明盲目共(あきめくらども)にも程がある。この御代泰平に軍用金を貯蔵することからしてが、死金(しにがね)を護るも同然の愚かな業(わざ)じゃ。活かすべき時にこれを生かして費うと、後生大事に死金を護ると、いずれが正しき御政道か、それしきのけじめつかいで何とするか。徳川の御代はすでに万代不易(まんだいふえき)の礎(いしずえ)も定まり、この先望むところは只御仁政一つあるのみじゃ。ましてや天台の教えは仏法八宗第一の尊い御教(みおしえ)じゃ。さればこそ竜造寺長門、無用の死金預かるよりも、これを活かして費うことこそ御仁政第一と心得て、他へも融通したものを、事々しゅう罪に処するとは何のことじゃ。
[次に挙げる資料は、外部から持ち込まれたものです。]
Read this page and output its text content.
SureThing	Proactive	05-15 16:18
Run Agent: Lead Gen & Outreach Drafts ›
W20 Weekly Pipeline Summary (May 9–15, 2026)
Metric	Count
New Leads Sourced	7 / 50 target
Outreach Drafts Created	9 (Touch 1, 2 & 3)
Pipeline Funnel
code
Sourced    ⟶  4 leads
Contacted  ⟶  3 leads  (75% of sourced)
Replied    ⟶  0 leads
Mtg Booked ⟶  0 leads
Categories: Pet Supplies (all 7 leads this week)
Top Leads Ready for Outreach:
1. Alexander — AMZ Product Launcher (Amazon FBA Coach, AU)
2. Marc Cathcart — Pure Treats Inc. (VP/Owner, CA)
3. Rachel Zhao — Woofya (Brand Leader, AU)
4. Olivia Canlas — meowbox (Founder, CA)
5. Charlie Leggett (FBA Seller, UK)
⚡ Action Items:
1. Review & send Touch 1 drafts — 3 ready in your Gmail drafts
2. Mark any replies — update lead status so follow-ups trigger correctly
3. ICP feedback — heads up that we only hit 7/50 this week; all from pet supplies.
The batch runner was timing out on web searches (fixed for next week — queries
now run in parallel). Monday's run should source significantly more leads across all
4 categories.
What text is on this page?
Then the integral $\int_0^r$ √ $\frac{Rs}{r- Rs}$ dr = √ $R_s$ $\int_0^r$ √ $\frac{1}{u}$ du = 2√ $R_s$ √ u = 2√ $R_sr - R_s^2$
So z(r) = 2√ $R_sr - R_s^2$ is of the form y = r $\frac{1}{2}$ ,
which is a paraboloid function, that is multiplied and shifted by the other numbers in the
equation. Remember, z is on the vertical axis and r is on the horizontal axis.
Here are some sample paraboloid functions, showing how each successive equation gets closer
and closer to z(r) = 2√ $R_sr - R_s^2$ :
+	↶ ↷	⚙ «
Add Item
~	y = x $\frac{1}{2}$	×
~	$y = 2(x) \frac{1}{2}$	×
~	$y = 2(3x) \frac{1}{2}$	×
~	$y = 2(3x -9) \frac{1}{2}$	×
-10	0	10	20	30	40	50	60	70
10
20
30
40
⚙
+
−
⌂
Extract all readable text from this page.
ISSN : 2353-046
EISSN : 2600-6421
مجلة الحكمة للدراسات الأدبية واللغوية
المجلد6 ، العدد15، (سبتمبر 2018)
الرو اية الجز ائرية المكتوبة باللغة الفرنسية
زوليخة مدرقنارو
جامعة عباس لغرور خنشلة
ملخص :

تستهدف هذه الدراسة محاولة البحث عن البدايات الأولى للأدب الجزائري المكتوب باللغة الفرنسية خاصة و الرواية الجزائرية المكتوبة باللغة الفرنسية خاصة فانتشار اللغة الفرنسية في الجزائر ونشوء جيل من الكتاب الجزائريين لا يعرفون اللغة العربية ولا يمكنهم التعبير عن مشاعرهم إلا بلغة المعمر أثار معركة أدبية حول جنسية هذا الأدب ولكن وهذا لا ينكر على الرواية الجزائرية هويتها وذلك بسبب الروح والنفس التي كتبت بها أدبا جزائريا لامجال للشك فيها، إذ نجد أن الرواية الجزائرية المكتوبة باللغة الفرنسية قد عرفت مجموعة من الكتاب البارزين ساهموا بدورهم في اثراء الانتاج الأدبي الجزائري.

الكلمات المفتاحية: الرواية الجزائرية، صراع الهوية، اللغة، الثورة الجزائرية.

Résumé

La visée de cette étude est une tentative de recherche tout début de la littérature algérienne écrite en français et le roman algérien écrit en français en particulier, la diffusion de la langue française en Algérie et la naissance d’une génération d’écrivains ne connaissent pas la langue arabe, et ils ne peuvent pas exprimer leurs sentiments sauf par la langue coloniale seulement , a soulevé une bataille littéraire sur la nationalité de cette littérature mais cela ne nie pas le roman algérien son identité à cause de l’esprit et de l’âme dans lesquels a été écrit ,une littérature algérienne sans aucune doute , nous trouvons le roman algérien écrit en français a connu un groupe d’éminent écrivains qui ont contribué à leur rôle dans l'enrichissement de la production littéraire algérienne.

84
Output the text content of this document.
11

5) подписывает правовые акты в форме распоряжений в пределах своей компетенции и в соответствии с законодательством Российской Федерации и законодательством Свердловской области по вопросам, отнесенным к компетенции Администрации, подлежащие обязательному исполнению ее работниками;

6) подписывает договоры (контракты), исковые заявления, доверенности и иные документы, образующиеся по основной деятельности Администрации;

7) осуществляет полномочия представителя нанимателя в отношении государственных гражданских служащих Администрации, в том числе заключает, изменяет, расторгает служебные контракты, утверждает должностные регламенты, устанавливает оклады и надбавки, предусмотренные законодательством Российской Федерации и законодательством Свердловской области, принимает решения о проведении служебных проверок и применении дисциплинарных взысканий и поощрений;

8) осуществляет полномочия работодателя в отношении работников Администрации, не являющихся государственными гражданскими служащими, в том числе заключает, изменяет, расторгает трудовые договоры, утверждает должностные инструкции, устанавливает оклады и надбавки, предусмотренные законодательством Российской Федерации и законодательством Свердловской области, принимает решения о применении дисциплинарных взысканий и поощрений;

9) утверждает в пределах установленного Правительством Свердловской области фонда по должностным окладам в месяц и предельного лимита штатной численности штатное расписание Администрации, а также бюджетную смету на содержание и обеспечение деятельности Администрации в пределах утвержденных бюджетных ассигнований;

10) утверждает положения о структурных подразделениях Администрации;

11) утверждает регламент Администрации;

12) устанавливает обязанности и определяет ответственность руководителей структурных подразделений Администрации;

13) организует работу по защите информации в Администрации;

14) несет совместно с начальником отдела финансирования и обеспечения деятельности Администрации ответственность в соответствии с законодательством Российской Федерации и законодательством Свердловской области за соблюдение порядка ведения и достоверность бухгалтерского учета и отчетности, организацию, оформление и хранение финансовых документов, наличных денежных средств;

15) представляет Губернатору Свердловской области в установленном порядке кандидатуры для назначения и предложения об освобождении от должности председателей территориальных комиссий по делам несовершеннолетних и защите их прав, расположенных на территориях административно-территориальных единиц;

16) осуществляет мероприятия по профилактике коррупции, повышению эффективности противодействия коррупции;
早々江戸に帰って上申しませい」
 嚇怒(かくど)してこれを斥(しりぞ)けたために、事はさらに大きな波紋を起して、竜造寺長門の言を尤も至極となす者、断じて許すべからず厳罰に処すべしと憤激する者、二派に分れて揉みに揉んだ結果、遂に厳罰派が勝を制して、八千石に削られた秩禄をさらに半分の四千石に減らされた上、神君家康公以来の客分という待遇も、ついに停止の憂き目に会ったのでした。反逆児(はんぎゃくじ)といえば反逆児、風雲児といえば風雲児と言うに憚らないその竜造寺長門守が、どうやら背後に糸を引いているらしいとあっては、主水之介、颯然として色めき立ったのは当然なことです。
「いかがでござります。道場に、どんなカラクリがあるか知らねえが、本当に、竜造寺のお殿様が黒幕にいらっしゃるとするなら、こいつも只の騒動じゃあるめえと存じますゆえ、万ガ一の場合の御用意に、二人三人御朋輩の御旗本衆をでも御連れなすった方がいいと思うんでごぜえます。およろしくばどこへなと御使いに参りますがいかがでごぜえます」
 不安げに峠なしの権次が言ったのを、
「いや、参ろうぞ。参ろうぞ、独りで参ろうぞ。竜造寺長門守骨ある名物男ならば、早乙女主水之介の骨も一枚アバラのつもりじゃ。助太刀頼んで乗り込んだとあらば眉間傷が悲しがろうわ。京弥!」
 颯爽として立ち上がると、時を移さずに命じました。
「このまにも手遅れとなってはならぬ。早う急ぎの乗物用意せい」
 ――長割下水のあたり、しんしんと小夜(さよ)ふけて、江戸の名物木枯もどうやら少し鎮まったらしい気勢(けはい)でした。